Crusader
- Crusader first edition cover.
- Author: Sara Douglass
- Language: English
- Series: The Wayfarer Redemption
- Genre: Fantasy
- Publisher: HarperCollins
- Publication date: 1999
- Publication place: Australia
- Media type: Print (Paperback & Hardback)
- Pages: 584 (first edition)
- ISBN: 0-7322-6529-0
- OCLC: 154318041
- Preceded by: Pilgrim

= Crusader (Douglass novel) =

1999 novel by Sara Douglass

Crusader is the 1999 fantasy novel by Australian author, Sara Douglass. It was first published in Australia as the conclusion of The Wayfarer Redemption trilogy, and then published in the United States and Europe as the finale of the Wayfarer Redemption sextet. It is preceded by Pilgrim.

==Plot summary==

Raging at the escape of the StarSon, Qeteb has the Hawkchilds scour the remains of Tencendor. Although they don't immediately find Sanctuary, a Hawkchild does find and return the wooden bowl given to Faraday by the Mother, though they do not know how to use it. Unaware of this oversight, the Mother, Ur, and the Horned Ones wait in the Sacred Groves, slowly dying.
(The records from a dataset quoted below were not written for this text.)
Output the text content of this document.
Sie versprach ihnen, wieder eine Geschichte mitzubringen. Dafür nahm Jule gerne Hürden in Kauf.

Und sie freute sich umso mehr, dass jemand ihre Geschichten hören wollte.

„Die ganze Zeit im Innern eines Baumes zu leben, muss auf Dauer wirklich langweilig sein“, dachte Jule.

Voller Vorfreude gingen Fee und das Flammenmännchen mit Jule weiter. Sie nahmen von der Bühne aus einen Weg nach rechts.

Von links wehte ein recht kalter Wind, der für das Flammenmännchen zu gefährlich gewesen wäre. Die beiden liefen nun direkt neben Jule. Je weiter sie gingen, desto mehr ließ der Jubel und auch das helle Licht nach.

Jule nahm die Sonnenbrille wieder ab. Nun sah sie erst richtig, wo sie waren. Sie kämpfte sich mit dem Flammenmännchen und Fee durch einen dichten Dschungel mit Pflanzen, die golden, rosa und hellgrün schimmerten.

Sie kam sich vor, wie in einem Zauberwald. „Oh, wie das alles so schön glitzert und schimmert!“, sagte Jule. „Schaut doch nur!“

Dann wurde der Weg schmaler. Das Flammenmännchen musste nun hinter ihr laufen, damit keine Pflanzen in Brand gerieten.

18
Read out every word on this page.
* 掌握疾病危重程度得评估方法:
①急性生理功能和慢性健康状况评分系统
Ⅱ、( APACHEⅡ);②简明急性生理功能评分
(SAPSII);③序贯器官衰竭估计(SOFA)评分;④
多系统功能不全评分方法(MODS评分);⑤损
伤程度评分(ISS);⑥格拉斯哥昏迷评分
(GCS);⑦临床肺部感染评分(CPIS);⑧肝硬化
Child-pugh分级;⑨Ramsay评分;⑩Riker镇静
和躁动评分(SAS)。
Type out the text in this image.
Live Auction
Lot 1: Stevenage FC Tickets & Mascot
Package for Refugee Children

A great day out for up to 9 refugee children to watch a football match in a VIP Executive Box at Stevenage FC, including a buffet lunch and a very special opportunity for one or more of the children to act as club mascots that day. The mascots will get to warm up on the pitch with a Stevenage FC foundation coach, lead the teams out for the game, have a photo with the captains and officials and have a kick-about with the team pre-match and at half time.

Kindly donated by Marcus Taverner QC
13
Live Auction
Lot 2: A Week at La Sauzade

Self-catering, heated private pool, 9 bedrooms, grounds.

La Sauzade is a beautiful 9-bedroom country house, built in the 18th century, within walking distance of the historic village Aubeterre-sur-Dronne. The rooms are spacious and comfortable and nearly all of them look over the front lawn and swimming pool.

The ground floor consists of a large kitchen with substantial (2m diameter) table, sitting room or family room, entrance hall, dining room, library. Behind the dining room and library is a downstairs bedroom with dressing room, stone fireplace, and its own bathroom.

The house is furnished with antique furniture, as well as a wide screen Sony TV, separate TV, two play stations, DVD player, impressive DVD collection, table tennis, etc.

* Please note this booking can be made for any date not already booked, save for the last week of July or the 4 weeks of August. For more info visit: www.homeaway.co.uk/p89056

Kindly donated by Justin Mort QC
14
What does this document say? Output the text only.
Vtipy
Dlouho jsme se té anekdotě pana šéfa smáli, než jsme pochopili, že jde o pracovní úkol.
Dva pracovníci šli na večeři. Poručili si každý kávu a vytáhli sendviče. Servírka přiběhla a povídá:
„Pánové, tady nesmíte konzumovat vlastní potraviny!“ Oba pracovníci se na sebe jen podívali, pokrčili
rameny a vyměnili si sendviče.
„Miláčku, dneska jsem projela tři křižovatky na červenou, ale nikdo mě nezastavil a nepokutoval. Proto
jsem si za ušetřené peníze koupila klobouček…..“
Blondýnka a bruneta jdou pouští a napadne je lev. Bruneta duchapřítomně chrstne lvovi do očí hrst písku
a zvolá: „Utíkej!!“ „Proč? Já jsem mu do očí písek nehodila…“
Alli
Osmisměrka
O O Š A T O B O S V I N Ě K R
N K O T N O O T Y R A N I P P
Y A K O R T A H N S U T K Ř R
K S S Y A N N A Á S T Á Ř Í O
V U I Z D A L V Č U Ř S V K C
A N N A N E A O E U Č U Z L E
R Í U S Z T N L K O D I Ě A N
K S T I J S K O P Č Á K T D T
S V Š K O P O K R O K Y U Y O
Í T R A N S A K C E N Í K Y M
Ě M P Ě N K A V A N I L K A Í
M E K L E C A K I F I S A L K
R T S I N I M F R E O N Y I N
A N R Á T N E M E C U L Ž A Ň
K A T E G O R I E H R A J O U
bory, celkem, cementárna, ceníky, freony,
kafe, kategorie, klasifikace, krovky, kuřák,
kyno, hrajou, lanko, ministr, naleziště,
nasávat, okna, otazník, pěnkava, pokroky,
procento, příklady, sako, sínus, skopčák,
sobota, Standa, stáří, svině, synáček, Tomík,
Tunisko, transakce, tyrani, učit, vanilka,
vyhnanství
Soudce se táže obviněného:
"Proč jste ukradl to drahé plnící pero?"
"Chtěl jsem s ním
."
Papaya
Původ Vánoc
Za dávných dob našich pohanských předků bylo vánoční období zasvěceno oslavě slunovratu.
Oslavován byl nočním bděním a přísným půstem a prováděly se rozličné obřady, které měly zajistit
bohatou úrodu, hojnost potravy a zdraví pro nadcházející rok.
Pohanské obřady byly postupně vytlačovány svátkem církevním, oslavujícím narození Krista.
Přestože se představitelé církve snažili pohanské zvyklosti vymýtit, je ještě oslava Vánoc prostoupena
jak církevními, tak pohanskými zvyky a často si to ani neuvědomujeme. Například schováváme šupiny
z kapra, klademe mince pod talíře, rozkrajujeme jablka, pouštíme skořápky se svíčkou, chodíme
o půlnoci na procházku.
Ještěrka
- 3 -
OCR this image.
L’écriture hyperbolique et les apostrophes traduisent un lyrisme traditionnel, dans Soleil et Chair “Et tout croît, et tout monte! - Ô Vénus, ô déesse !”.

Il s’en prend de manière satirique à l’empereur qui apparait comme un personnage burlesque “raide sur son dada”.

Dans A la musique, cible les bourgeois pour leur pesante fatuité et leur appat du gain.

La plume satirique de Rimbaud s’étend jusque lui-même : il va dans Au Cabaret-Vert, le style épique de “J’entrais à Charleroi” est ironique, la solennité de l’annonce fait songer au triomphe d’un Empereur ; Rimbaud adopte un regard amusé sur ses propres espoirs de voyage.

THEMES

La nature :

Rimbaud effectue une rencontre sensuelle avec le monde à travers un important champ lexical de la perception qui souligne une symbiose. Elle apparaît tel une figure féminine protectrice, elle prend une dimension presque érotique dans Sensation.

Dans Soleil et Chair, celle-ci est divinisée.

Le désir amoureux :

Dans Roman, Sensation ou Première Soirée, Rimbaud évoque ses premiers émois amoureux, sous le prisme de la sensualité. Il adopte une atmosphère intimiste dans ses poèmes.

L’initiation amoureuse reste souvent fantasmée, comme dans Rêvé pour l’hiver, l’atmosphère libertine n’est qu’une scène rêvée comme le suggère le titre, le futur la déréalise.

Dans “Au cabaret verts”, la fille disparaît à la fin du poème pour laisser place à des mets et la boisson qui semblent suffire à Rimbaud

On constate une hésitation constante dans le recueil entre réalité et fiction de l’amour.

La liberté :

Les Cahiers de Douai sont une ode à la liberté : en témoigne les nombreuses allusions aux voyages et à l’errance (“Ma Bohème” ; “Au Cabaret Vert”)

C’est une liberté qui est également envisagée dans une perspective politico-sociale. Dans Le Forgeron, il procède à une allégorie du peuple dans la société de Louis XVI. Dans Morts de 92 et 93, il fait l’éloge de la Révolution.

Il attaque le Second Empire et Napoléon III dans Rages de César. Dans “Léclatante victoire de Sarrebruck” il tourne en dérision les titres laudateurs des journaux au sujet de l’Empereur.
Meanwhile, at sanctuary many are discontented and impatient, finding it more of a prison then a sanctuary. Axis walks to the bridge and begins talking to it, though halfway through it begins screaming and it dies, and Axis nearly falls into the chasm below until Drago saves him, and though Axis notices some sort of power in him, he still stubbornly refuses to forgive him for Caelum's death, thinking he is still the malevolent man he was when he was a baby, who always wanted Caelum's inheritance. Drago then talks to Azhure, who also recognises he has some sort of power, and on departure recognises him as Dragonstar, not Drago.

==Critical reception==

A reviewer on the Kara Reviews website had some problems with the novel: "In many ways, Crusader is like one of the Avengers movies. There are a lot of people with powers wandering around, stepping on each other's toes, and internecine disputes abound. Everyone is out for the most screen time they can wrangle from the screenwriter, not realizing the director's final cut is going to change everything...This is a flawed ending to a flawed series. With a few exceptions, I felt like each subsequent book brought me diminishing returns. Douglass is an author full of big ideas, but her eagerness to include every big idea in one story results in a cluttered playground with too many characters, too many grudges, too many stories for one book to contain coherently. Crusader isn't bad, but it also isn't good."